Treatment with medications or sometimes surgery can control seizures for most people with epilepsy. Some people require lifelong treatment to control seizures, but for others, the seizures eventually go away. Some children with epilepsy may outgrow the condition with age.


Because epilepsy is caused by abnormal activity in the brain, seizures can affect any process your brain coordinates. Seizure signs and symptoms may include:

  • Temporary confusion
  • A staring spell
  • Uncontrollable jerking movements of the arms and legs
  • Loss of consciousness or awareness
  • Psychic symptoms such as fear, anxiety or deja vu

Symptoms vary depending on the type of seizure. In most cases, a person with epilepsy will tend to have the same type of seizure each time, so the symptoms will be similar from episode to episode.

Doctors generally classify seizures as either focal or generalized, based on how the abnormal brain activity begins.

Alzheimers 2018: Session 2: Alzheimer and Parkinson

Alzheimer’s disease is an irreversible, progressive brain disorder that slowly destroys memory and thinking skills, and eventually the ability to carry out the simplest tasks. In most people with Alzheimer’s, symptoms first appear in their mid-60s. Estimates vary, but experts suggest that more than 5.5 million Americans may have Alzheimer’s.

Alzheimer’s disease is currently ranked as the sixth leading cause of death in the United States, but recent estimates indicate that the disorder may rank third, just behind heart disease and cancer, as a cause of death for older people.

Alzheimer’s is the most common cause of dementia among older adults.

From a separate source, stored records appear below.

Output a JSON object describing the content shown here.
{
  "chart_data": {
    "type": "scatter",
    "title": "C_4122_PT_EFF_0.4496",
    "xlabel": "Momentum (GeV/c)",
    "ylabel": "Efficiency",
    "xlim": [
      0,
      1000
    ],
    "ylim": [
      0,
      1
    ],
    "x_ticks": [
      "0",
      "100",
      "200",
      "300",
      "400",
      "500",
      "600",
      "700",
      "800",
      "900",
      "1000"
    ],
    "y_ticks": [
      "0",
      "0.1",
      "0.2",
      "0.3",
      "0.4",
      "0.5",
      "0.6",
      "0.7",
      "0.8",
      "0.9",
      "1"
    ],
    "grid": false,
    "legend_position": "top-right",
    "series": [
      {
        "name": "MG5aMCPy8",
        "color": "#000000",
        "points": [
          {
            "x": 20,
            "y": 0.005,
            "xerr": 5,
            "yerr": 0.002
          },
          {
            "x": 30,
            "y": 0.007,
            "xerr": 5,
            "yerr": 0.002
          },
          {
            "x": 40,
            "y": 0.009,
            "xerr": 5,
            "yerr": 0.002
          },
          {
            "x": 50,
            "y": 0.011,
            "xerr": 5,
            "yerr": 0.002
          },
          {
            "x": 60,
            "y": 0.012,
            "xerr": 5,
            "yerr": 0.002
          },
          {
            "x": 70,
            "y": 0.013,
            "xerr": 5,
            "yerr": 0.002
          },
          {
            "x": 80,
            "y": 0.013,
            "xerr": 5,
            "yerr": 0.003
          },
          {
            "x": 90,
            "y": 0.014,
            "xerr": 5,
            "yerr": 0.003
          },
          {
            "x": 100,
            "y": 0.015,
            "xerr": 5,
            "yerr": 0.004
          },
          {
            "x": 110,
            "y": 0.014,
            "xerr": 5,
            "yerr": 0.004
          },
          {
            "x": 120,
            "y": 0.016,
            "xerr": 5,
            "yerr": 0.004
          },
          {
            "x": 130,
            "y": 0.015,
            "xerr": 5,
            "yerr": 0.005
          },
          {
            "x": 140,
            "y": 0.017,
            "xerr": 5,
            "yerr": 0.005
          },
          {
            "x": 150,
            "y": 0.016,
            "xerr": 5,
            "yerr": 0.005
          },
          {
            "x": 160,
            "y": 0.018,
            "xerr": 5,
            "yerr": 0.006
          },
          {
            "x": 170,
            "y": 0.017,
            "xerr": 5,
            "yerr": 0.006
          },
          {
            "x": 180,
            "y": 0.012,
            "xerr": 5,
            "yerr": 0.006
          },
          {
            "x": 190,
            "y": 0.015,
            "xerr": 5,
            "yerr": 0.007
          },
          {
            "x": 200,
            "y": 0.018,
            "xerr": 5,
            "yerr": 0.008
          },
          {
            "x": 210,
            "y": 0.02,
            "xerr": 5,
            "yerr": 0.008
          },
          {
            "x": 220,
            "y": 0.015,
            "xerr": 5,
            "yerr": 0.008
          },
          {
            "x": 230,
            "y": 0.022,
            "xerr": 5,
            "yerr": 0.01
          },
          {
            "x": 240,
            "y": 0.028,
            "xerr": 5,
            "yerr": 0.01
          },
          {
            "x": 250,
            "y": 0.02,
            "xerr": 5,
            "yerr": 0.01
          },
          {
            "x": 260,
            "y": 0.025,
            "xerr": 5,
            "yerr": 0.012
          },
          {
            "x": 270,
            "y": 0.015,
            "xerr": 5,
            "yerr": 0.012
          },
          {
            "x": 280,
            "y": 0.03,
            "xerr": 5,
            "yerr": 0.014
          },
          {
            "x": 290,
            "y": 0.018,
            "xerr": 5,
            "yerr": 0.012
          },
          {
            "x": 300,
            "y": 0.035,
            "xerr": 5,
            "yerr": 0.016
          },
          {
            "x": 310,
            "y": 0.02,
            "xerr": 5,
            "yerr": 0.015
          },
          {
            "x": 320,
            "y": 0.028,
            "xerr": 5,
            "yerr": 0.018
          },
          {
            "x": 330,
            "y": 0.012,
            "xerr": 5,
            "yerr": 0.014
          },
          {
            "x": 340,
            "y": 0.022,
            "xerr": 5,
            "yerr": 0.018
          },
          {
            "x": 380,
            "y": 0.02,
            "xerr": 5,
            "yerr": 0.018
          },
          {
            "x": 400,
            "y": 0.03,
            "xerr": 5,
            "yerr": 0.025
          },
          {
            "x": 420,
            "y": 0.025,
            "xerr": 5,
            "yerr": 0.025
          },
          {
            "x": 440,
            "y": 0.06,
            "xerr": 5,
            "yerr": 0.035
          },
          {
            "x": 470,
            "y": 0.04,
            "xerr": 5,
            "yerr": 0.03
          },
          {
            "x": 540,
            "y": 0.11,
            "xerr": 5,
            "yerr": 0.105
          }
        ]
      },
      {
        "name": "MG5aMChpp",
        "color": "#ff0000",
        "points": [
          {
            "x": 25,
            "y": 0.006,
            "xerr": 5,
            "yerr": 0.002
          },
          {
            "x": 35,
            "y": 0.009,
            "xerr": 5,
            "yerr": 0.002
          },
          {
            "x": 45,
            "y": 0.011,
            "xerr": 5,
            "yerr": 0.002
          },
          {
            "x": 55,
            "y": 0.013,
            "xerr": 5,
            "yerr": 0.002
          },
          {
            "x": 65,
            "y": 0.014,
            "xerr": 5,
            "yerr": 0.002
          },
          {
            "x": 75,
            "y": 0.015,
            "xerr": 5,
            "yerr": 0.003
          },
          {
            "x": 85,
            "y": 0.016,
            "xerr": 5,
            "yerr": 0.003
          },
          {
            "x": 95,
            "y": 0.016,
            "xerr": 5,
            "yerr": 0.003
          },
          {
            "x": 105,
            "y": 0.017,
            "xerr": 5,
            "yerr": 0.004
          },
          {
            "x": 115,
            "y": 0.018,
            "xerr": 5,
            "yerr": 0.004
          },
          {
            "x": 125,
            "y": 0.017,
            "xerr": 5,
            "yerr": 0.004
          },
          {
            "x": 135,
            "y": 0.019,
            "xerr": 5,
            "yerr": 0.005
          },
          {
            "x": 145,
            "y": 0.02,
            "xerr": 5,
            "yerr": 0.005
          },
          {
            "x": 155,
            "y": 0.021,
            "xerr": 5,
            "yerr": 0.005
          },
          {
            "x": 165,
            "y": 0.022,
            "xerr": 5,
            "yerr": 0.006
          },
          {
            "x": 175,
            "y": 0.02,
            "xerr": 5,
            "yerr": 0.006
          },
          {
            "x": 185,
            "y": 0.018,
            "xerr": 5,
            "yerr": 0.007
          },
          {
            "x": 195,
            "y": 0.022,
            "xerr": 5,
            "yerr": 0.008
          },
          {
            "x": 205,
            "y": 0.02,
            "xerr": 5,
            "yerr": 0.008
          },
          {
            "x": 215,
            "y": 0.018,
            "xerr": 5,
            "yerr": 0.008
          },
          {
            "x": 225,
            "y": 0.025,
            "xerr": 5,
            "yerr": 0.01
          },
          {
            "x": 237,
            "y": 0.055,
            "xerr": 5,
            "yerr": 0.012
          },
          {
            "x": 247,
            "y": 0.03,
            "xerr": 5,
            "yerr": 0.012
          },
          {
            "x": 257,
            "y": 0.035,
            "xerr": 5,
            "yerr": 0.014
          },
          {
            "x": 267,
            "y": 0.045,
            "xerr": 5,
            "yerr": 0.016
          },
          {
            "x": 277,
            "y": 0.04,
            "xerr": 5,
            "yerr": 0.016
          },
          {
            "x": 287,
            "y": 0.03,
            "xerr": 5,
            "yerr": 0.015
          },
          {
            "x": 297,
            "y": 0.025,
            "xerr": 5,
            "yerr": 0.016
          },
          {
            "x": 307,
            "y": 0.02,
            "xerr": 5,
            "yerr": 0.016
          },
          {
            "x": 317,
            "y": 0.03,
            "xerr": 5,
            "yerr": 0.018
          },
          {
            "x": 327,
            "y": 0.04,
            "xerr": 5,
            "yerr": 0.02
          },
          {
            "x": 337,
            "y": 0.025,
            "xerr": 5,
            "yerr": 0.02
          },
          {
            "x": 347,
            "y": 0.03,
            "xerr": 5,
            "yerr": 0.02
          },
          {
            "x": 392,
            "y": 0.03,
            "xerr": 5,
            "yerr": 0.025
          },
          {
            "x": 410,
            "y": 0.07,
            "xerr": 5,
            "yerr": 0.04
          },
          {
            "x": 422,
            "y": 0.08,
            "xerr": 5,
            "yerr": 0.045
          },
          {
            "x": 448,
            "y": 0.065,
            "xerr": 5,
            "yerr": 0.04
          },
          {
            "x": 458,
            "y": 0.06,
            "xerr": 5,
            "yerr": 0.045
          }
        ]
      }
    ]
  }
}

Dementia is the loss of cognitive functioning—thinking, remembering, and reasoning—and behavioral abilities to such an extent that it interferes with a person’s daily life and activities. Dementia ranges in severity from the mildest stage, when it is just beginning to affect a person’s functioning, to the most severe stage, when the person must depend completely on others for basic activities of daily living.

Parkinson’s disease is a progressive nervous system disorder that affects movement. Symptoms start gradually, sometimes starting with a barely noticeable tremor in just one hand. Tremors are common, but the disorder also commonly causes stiffness or slowing of movement.

In the early stages of Parkinson’s disease, your face may show little or no expression. Your arms may not swing when you walk. Your speech may become soft or slurred. Parkinson’s disease symptoms worsen as your condition progresses over time.

Although Parkinson’s disease can’t be cured, medications might significantly improve your symptoms. Occasionally, your doctor may suggest surgery to regulate certain regions of your brain and improve your symptoms.